— Это как же? — Петр чуть приподнялся, чтоб лучше слышать.
— Шут должен быть смешным, а не веселым, — сказал Лакоста. — Кабысдоха я бы тоже не назвал веселым человеком.
— Ну, Кабысдох был не человек, а так… — сказал Петр. — А — Вытащи?
Лакоста промолчал, глядя в сторону.
— Сперва анатомии, потом вдруг эти оленьи потроха — как ты это понимаешь? — еще привстав, глухо спросил Петр.
— Совпадение, — помедлив, ответил Лакоста. — Просто неприятное совпадение.
— Врешь, — снова ложась, сказал царь. — Ты говорить боишься…
— Боюсь, — кивнул Лакоста. — Шутам это не запрещено.
— Вытащи тоже боялся, — сказал Петр задумчиво. — Ты боишься.
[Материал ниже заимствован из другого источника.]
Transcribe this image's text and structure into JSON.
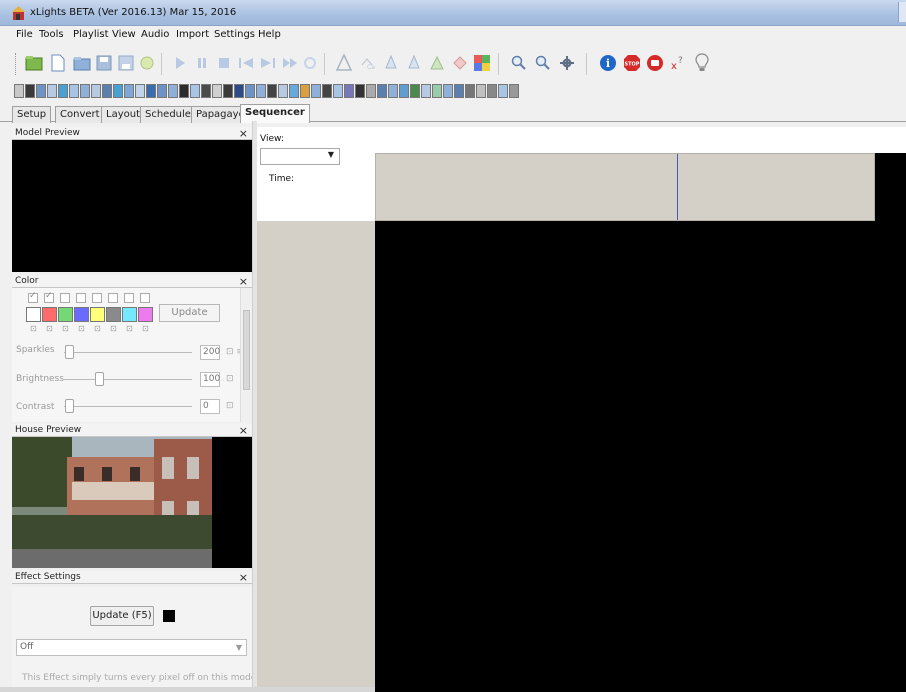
{
  "window": {
    "title": "xLights BETA (Ver 2016.13) Mar 15, 2016"
  },
  "menu": [
    "File",
    "Tools",
    "Playlist",
    "View",
    "Audio",
    "Import",
    "Settings",
    "Help"
  ],
  "toolbar": {
    "icons": [
      "open-folder-icon",
      "new-file-icon",
      "open-icon",
      "save-icon",
      "save-as-icon",
      "render-icon",
      "play-icon",
      "pause-icon",
      "stop-icon",
      "first-frame-icon",
      "last-frame-icon",
      "replay-icon",
      "bucket-pine-icon",
      "paint-bucket-icon",
      "bucket-a-icon",
      "bucket-b-icon",
      "bucket-c-icon",
      "bucket-d-icon",
      "color-grid-icon",
      "zoom-in-icon",
      "zoom-out-icon",
      "gear-icon",
      "info-icon",
      "stop-sign-icon",
      "red-circle-icon",
      "help-key-icon",
      "bulb-icon"
    ]
  },
  "tabs": [
    "Setup",
    "Convert",
    "Layout",
    "Schedule",
    "Papagayo",
    "Sequencer"
  ],
  "active_tab": "Sequencer",
  "panels": {
    "model_preview": {
      "title": "Model Preview",
      "close": "×"
    },
    "color": {
      "title": "Color",
      "close": "×",
      "update_label": "Update",
      "palette": [
        "#ffffff",
        "#ff6a6a",
        "#74d874",
        "#6a6aff",
        "#ffff7a",
        "#8a8a8a",
        "#74e8ff",
        "#ee7af0"
      ],
      "checked": [
        true,
        true,
        false,
        false,
        false,
        false,
        false,
        false
      ],
      "sliders": [
        {
          "label": "Sparkles",
          "value": "200"
        },
        {
          "label": "Brightness",
          "value": "100"
        },
        {
          "label": "Contrast",
          "value": "0"
        }
      ]
    },
    "house_preview": {
      "title": "House Preview",
      "close": "×"
    },
    "effect_settings": {
      "title": "Effect Settings",
      "close": "×",
      "update_label": "Update (F5)",
      "selected_effect": "Off",
      "description": "This Effect simply turns every pixel off on this model."
    }
  },
  "sequencer": {
    "view_label": "View:",
    "time_label": "Time:"
  },
  "colors": {
    "title_bar": "#a9c1e2",
    "grid": "#000000",
    "timeline": "#d4d0c8",
    "cursor": "#4858b8"
  }
}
Это разумно… Но как же это все-таки так получилось: анатомии, а потом вот жареные потроха. А? Не бойся, говори.
— Я боюсь, но я скажу, — сказал Лакоста. — Если б вы, Ваше Величество, не устроили демонстрацию человеческих потрохов, то и вид оленьих вас ничуть бы не смутил. И Степан Вытащи, может, был бы сейчас жив.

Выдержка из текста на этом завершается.